I have a new computer, which I'm using right now, the keyboard is just a delight to use you have no idea. I kinda don't like the monitor though, I think it's not very good but I'm not sure.
And now I'm sitting here listening to Don't Take Your Love Away by Vast at 345 in the morning because I feel like going to bed is a waste but now my morning is going to be gone and urgh. Plus I have to work at Mum's tomorrow and it was so tiring just doing a bit of it today.
And I'm an emotional wreck this late at night, like always, going crazy and not doing anything, what else is new. Put me inside flesh that is dying, a ghost that wanders without rest.
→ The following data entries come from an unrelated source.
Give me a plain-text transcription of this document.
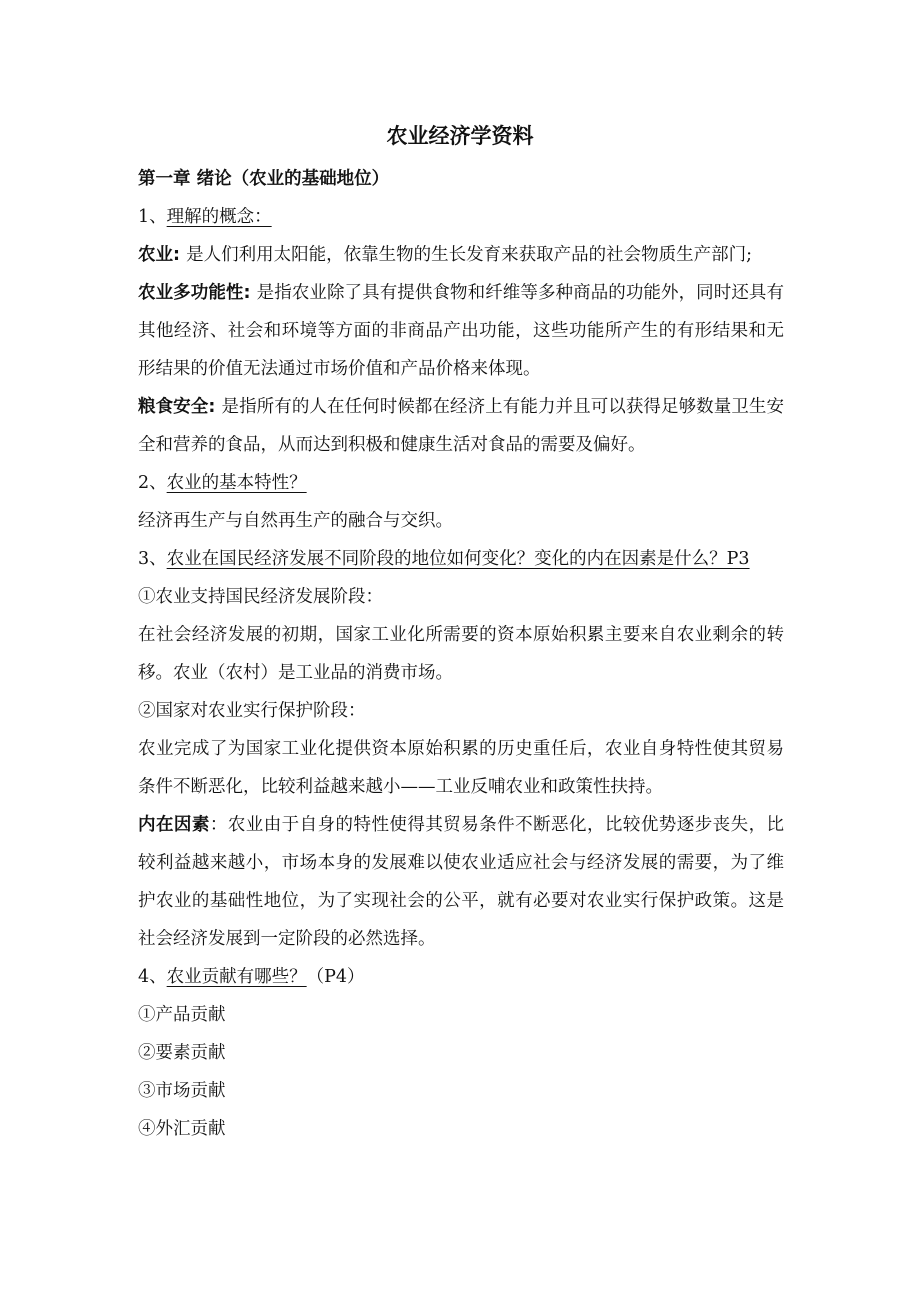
农业经济学资料

第一章 绪论（农业的基础地位）

1、理解的概念：

农业: 是人们利用太阳能，依靠生物的生长发育来获取产品的社会物质生产部门;

农业多功能性: 是指农业除了具有提供食物和纤维等多种商品的功能外，同时还具有其他经济、社会和环境等方面的非商品产出功能，这些功能所产生的有形结果和无形结果的价值无法通过市场价值和产品价格来体现。

粮食安全: 是指所有的人在任何时候都在经济上有能力并且可以获得足够数量卫生安全和营养的食品，从而达到积极和健康生活对食品的需要及偏好。

2、农业的基本特性？

经济再生产与自然再生产的融合与交织。

3、农业在国民经济发展不同阶段的地位如何变化？变化的内在因素是什么？P3

①农业支持国民经济发展阶段：

在社会经济发展的初期，国家工业化所需要的资本原始积累主要来自农业剩余的转移。农业（农村）是工业品的消费市场。

②国家对农业实行保护阶段：

农业完成了为国家工业化提供资本原始积累的历史重任后，农业自身特性使其贸易条件不断恶化，比较利益越来越小——工业反哺农业和政策性扶持。

内在因素：农业由于自身的特性使得其贸易条件不断恶化，比较优势逐步丧失，比较利益越来越小，市场本身的发展难以使农业适应社会与经济发展的需要，为了维护农业的基础性地位，为了实现社会的公平，就有必要对农业实行保护政策。这是社会经济发展到一定阶段的必然选择。

4、农业贡献有哪些？（P4）

①产品贡献

②要素贡献

③市场贡献

④外汇贡献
What else. I'm not even excited for the future, just accepting that it's going to happen. And I'm caught between regret for the things I"ll miss out on and the regret I feel after I do participate in things only because I don't want to miss out on them.
I'm really tired, really stupid, really distracted. But I'm not lonely, for all the wrong reasons. Two months is both too long and too short. I don't know where I want my social life to go, and I realise that for all the time our teachers spend on making sure we make good career choices, I was never taught how to tell the good people from the bad, people I should keep forever and those I should leave behind. I wish someone had taught me how to talk to girls, and boys, instead of having to figure things out on my own, too scared of being wrong to take any risks.
Oh, and I keep smiling at people in the street. Does that mean I'm happy?
And her name still makes my heart jump, but there's nothing left but the fear.